Dan and I spent the summer in Petoskey, Michigan, without access to a vegetable garden of our own for the first time in 30 years. So we joined Providence Farm, owned by Ryan and Andrea Romeyn. All summer, I made a conscious effort to think like a regular CSA customer, not like a farmer, and to analyze what I liked or did not like about the experience.
Overall, belonging to Providence Farm CSA was a completely satisfying and delightful experience. We had absolutely no complaints. Here’s what we liked so much about being on the other side of the CSA relationship.

  • Quality. First and foremost was produce quality. Every single item we received was perfect — picked at the right time, clean, packaged appropriately. The food was delicious, and it felt luxurious to have such superb food for so little effort.

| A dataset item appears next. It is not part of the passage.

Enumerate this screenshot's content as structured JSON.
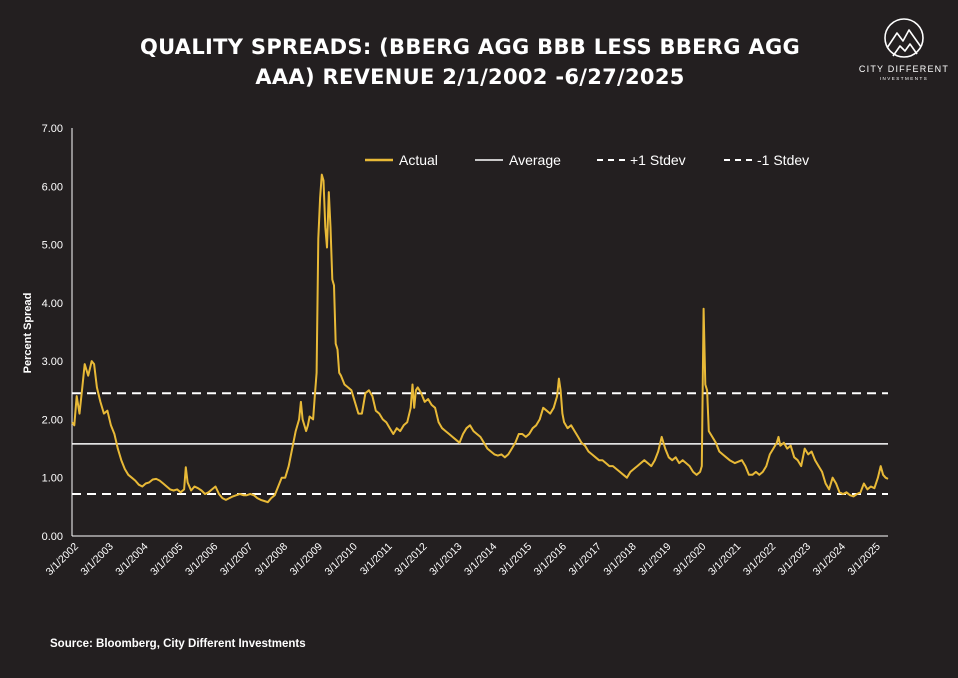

  • Quantity and variety. We never received too much of anything. If we got a bunch of collard greens or beets, for example, it was one bunch, enough for one or two meals. Salad mix was in large enough bags to serve at almost every meal. Every week’s share had a good variety of vegetables so we didn’t get bored. I had the strong sense that the shares were designed each week by people who cook for their own family and understood on a deep level what people can and want to eat.
  • Convenience. Providence Farm makes it easy to be a part of their CSA. First, they have user-friendly software from Farmigo that allows customers to sign up, make changes, pay bills, etc. online. Second, they have multiple pickup options. We initially signed up to pick up at the farm, but after our first trip realized we didn’t want to drive that far every week. So we went online and switched our pickup to the natural foods store a few blocks away.
  • Flexibility. Northern Michigan is a vacation destination, so many potential CSA members are there for only a few months. Providence Farm lets members start and leave the CSA whenever they want. We were there for only 11 weeks of the 24-week season, but the farm welcomed our membership all the same. This may be hard on the farmers from a planning perspective, but speaking strictly as a member, it removes one of the biggest obstacles to joining a CSA.
  • Communication. Andrea maintains great communication with CSA members. She sends out an email at the start of each week announcing what will be in the share — a huge help to people who want to plan their meals and shop for other food when picking up their veggies. She also does a fun, relationship-building e-newsletter with photos of the farm, family, workers, animals, produce, plus links to food articles and recipes.
  • Positive energy. Everyone connected with the farm seems happy with their work. Ryan and Andrea end every email and newsletter with some statement of how fortunate they feel to be growing nutritious food for their community; for example: “Thanks so much for your continuing support and care for our family and farm. Your participation makes a hard job enjoyable and totally worth it!

In truth, we the members are the ones who are fortunate. We are grateful for Ryan, Andrea, and CSA farmers everywhere who work so tirelessly to provide flavor, health, and community.